おばあちゃんはオリジナルの死生観を持っていて、天国と現世は行ったり来たりできるものだと考えていた。そうなっちゃった後も時々こっちに遊びにくるから気にしないで、とかカジュアルにいう。なんでもおばあちゃんのお母さんやお父さんは割とちょくちょく天国から出張してきていて、亡くなった後も何度も会って話したり笑ったりしていたのだそうだ。
その話を最初に聞いたとき、私はまだ子供でちょうどお化けが怖い年頃だった。
「怖いことあるか、出てくるのはおばあちゃんなんだよ?」
といわれても、おばあちゃんである以前にお化けだと思うと怖い。
「おかあさんやめてよ、そんなことあるわけないじゃない」
泣き出しそうな私をフォローするつもりだったのか、おばあちゃんの娘であるうちの母は少し強い調子で抗議した。
「あるんだよ、ちゃんとこの目でみて話もしたんだから」
おばあちゃんも大きな声でまじめに言い返す。そうして母娘喧嘩が始まった。あるんだ、いやあるはずない、等々としばらく言い合った後、
「じゃあ、私が死んだら出てきて証明してあげるよ」
おばあちゃんは自信満々で言い放った。
「どうぞ出てきてくださいよ。
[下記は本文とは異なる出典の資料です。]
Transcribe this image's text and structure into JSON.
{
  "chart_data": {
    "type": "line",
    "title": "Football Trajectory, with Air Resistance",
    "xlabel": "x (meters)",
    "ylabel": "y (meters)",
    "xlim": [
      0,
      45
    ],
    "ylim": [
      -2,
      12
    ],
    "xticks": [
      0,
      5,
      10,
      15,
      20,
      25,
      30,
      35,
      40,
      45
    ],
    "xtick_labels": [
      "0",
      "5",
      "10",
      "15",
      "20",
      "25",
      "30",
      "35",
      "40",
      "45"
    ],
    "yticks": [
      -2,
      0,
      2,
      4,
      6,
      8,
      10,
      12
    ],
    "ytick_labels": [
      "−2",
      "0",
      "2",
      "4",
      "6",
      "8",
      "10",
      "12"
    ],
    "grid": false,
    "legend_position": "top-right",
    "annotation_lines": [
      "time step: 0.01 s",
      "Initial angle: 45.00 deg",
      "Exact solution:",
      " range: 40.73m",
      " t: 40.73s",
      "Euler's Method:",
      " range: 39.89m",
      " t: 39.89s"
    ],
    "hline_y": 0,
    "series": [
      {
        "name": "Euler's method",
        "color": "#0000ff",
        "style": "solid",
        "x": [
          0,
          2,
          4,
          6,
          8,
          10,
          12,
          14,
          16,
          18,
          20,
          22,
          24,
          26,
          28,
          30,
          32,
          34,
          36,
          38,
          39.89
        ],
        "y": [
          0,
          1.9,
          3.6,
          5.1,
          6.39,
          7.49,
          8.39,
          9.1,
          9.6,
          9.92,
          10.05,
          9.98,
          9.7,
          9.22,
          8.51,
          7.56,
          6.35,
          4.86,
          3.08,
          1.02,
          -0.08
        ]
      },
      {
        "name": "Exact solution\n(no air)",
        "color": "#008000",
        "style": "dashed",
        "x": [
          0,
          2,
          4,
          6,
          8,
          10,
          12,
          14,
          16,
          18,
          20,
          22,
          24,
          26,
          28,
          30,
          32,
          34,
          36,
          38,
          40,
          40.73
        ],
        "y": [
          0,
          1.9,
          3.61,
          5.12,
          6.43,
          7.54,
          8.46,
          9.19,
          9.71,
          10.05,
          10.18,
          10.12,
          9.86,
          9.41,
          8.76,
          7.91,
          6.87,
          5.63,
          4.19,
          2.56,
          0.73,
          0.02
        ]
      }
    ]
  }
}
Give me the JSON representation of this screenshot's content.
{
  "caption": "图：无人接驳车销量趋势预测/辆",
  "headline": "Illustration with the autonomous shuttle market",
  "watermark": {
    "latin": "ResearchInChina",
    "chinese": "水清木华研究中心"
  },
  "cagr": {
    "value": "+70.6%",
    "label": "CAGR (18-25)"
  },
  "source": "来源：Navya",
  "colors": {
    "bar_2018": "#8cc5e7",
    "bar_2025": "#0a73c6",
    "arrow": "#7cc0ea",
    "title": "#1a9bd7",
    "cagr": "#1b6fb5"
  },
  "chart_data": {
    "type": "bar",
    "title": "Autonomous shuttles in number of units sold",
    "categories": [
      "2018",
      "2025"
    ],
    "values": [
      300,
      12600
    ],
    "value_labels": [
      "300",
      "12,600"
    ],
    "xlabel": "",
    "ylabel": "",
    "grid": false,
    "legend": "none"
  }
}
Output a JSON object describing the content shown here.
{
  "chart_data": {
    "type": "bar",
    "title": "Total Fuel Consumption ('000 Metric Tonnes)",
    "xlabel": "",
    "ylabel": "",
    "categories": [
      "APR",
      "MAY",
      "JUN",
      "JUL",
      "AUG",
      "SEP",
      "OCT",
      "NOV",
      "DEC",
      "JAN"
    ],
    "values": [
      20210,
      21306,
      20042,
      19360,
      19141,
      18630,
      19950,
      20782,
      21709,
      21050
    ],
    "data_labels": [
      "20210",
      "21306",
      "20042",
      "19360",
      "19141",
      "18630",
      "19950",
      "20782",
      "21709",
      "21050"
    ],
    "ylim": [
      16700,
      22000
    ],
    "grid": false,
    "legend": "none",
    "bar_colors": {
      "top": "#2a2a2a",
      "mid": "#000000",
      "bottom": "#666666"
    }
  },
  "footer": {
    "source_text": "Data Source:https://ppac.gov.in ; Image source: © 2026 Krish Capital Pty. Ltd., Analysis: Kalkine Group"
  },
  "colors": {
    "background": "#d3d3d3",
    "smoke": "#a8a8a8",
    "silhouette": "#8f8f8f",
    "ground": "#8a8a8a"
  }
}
そしたら信じますよ。この子怖がるから、私の前にだけ出てきてね」
「ああそうだねそうしましょう。大丈夫よ、あんたのママの前にだけ出てくるようにするからね」
おばあちゃんはにっこりと笑った。
今のところおばあちゃんに再会したという話は聞かない。おしゃべりな母のことだからもしそんなことがあれば速報レベルで知らせてくると思うのだけれど、双方そんな話をしたことすら忘れてしまったのだろうか。あるいは、何もかもが複雑化した世の中だから天国からの出張もそんなに簡単ではなくなったのかもしれない。私も、今ならさほど怖がらずに受け止められる気はするのだけれど。